Diversified Dynamic Routing for Vision Tasks
This addresses efficiency challenges in vision models for researchers and practitioners, though it is incremental as it builds on dynamic routing methods.
The paper tackles the problem of efficiently assigning specialized experts in mixture-of-experts models for vision tasks by proposing Diversified Dynamic Routing (DivDR), which explicitly learns to partition data and assign experts unsupervised, resulting in improved performance on Cityscapes semantic segmentation and MS-COCO object detection and instance segmentation.

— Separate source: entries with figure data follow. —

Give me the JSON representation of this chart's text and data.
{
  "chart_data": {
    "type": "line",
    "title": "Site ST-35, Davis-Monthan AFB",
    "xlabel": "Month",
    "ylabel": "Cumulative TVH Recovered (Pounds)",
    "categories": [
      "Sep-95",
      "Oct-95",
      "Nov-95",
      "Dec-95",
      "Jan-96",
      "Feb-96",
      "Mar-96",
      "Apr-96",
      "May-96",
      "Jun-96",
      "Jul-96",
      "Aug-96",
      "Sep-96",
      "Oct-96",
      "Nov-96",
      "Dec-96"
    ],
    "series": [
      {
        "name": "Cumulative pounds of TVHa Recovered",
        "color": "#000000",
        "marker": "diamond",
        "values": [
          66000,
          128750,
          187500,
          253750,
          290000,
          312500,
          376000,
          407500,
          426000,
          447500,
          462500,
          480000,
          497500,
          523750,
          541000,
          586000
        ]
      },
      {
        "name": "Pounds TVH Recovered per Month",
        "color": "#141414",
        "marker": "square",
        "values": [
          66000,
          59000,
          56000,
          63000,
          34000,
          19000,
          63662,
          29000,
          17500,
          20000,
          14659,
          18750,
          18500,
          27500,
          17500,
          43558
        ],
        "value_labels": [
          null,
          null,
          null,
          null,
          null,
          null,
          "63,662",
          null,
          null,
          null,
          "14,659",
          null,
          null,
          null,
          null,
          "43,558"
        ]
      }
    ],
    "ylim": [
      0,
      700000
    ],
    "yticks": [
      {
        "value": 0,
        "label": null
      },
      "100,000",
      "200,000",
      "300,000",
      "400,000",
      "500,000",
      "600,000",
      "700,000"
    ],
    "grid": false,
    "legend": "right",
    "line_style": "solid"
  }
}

Deep learning models for vision tasks are trained on large datasets under the assumption that there exists a universal representation that can be used to make predictions for all samples. Whereas high complexity models are proven to be capable of learning such representations, a mixture of experts trained on specific subsets of the data can infer the labels more efficiently. However using mixture of experts poses two new problems, namely (i) assigning the correct expert at inference time when a new unseen sample is presented. (ii) Finding the optimal partitioning of the training data, such that the experts rely the least on common features. In Dynamic Routing (DR) a novel architecture is proposed where each layer is composed of a set of experts, however without addressing the two challenges we demonstrate that the model reverts to using the same subset of experts. In our method, Diversified Dynamic Routing (DivDR) the model is explicitly trained to solve the challenge of finding relevant partitioning of the data and assigning the correct experts in an unsupervised approach. We conduct several experiments on semantic segmentation on Cityscapes and object detection and instance segmentation on MS-COCO showing improved performance over several baselines.